Alpes-Maritimes : la mort d’Hubert Jourdan une figure du milieu humanitaire

Bien connu des associations humanitaires, beaucoup moins du grand-public, Hubert Jourdan a passé sa vie à aider les autres. Les migrants pour l'essentiel rêvant de passer d'Italie à la France. Il s'est éteint ce lundi.

C’était un infatigable défenseur de la cause humanitaire. Hubert Jourdan s’est éteint le 15 novembre dernier. Connu notamment dans les Alpes-Maritimes pour avoir fait passer des dizaines des demandeurs d’asile de Vintimille vers la France.

"Je me souviens" dit Teresa Mafeis la fondatrice de l’association pour la démocratie à Nice, ADN, "il a été le premier à venir aider les migrants, c’était en juin 2015."

Elle ajoute : "dans sa maison de Tourrettes-sur-Loup, il a hébergé beaucoup de migrants et notamment des jeunes. Il avait une propriété avec un grand jardin. Le soir, il rentrait avec de la nourriture."

Grande famille

A Hubert "ils lui racontait leur parcours, une mise en confiance de ceux qui étaient hébergés s’était établie, ils évoquaient leur parcours, le départ du pays, le passage en bateau. Avec les migrants il formait une grande famille."

"Je pense qu’il a pris beaucoup de risques, un grand nombre de gens comme lui ont été arrêtés mais pas lui."

En réalité il avait été interpellé en 2016 alors qu’il circulait en voiture et avait à son bord une personne sans papier. Teresa Mafeis se souvient : "il avait été très marqué par ce qu’il avait vu en Italie, les migrants qui étaient dans les rues."

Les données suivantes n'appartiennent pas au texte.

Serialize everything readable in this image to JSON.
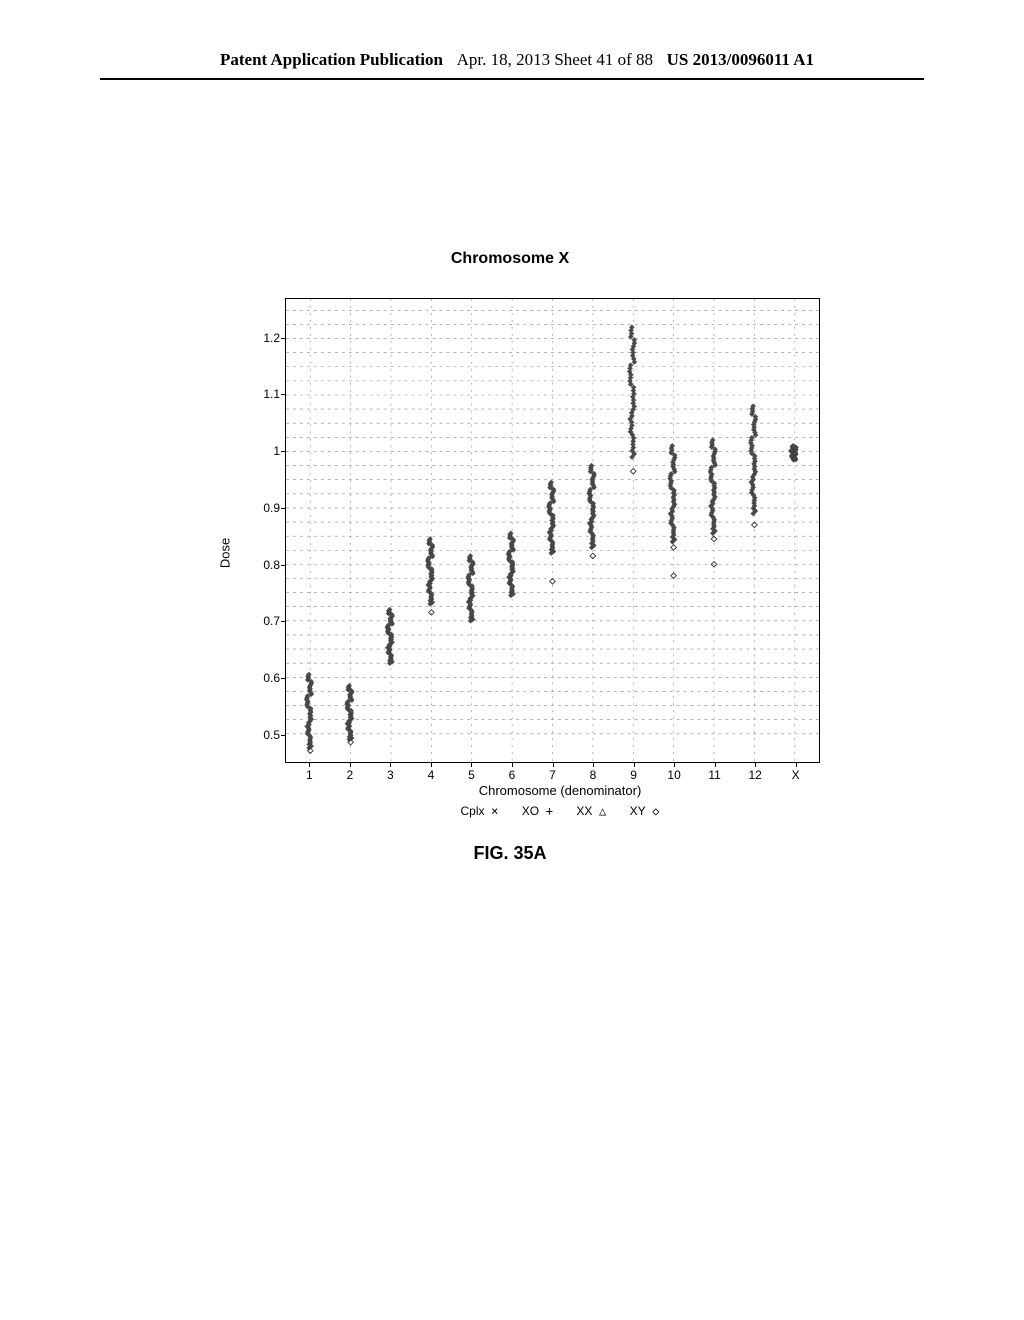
{
  "header": {
    "left": "Patent Application Publication",
    "mid": "Apr. 18, 2013  Sheet 41 of 88",
    "right": "US 2013/0096011 A1"
  },
  "chart": {
    "type": "scatter",
    "title": "Chromosome X",
    "ylabel": "Dose",
    "xlabel": "Chromosome (denominator)",
    "ylim": [
      0.45,
      1.27
    ],
    "yticks": [
      0.5,
      0.6,
      0.7,
      0.8,
      0.9,
      1,
      1.1,
      1.2
    ],
    "xcats": [
      "1",
      "2",
      "3",
      "4",
      "5",
      "6",
      "7",
      "8",
      "9",
      "10",
      "11",
      "12",
      "X"
    ],
    "grid_h_step": 0.025,
    "grid_color": "#888888",
    "border_color": "#000000",
    "marker_color": "#4a4a4a",
    "marker_stroke": "#333333",
    "columns": [
      {
        "x": "1",
        "lo": 0.475,
        "hi": 0.605,
        "outlier": 0.47
      },
      {
        "x": "2",
        "lo": 0.49,
        "hi": 0.585,
        "outlier": 0.485
      },
      {
        "x": "3",
        "lo": 0.625,
        "hi": 0.72
      },
      {
        "x": "4",
        "lo": 0.73,
        "hi": 0.845,
        "outlier": 0.715
      },
      {
        "x": "5",
        "lo": 0.7,
        "hi": 0.815
      },
      {
        "x": "6",
        "lo": 0.745,
        "hi": 0.855
      },
      {
        "x": "7",
        "lo": 0.82,
        "hi": 0.945,
        "outlier": 0.77
      },
      {
        "x": "8",
        "lo": 0.83,
        "hi": 0.975,
        "outlier": 0.815
      },
      {
        "x": "9",
        "lo": 0.99,
        "hi": 1.22,
        "outlier": 0.965
      },
      {
        "x": "10",
        "lo": 0.84,
        "hi": 1.01,
        "outliers": [
          0.78,
          0.83
        ]
      },
      {
        "x": "11",
        "lo": 0.855,
        "hi": 1.02,
        "outliers": [
          0.8,
          0.845
        ]
      },
      {
        "x": "12",
        "lo": 0.89,
        "hi": 1.08,
        "outlier": 0.87
      },
      {
        "x": "X",
        "lo": 0.985,
        "hi": 1.01
      }
    ],
    "legend": [
      {
        "label": "Cplx",
        "sym": "×"
      },
      {
        "label": "XO",
        "sym": "+"
      },
      {
        "label": "XX",
        "sym": "△"
      },
      {
        "label": "XY",
        "sym": "◇"
      }
    ],
    "points_per_col": 42,
    "title_fontsize": 16,
    "label_fontsize": 13
  },
  "caption": "FIG. 35A"
}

Hubert Jourdan était ce qu’on peut appeler un baroudeur. Sensibilisé à la cause humanitaire depuis de nombreuses années du fait de ses voyages à l’étranger. Teresa Mafeis explique : "il était allé en Afghanistan où il avait rencontré beaucoup de gens dans la détresse. Il voulait aider ici les gens qui souffraient là-bas."

Parmi ses proches Cédric Herrou qui œuvre aussi pour l’aide aux migrants a publié un long message sur Facebook dans lequel il dit : "Hubert m’a donné le courage pour me battre à ses côtés au nom du respect de la dignité."

Autre personnalité a bien avoir connu Hubert Jourdan, Nicole Schek qui fait partie de l’association ADN dit de lui qu’"il avait un grand cœur, il avait pris sa retraite il y a deux ou trois ans."

Elle redit combien l’humanitaire aura passé sa vie à venir en aide à son prochain. "Ces derniers temps", confie-t-elle, il avait regard très sombre, presque désespéré sur le monde. Il évoquait la Lybie qui l’avait beaucoup marqué, la torture."

Elle souligne qu' "Hubert était aussi très dur vis-à-vis des politiques de fermetures des frontières." Tout cela trouvé un écho troublant avec la situation migratoire en Europe. "Le combat continue", conclut Nicole Shek.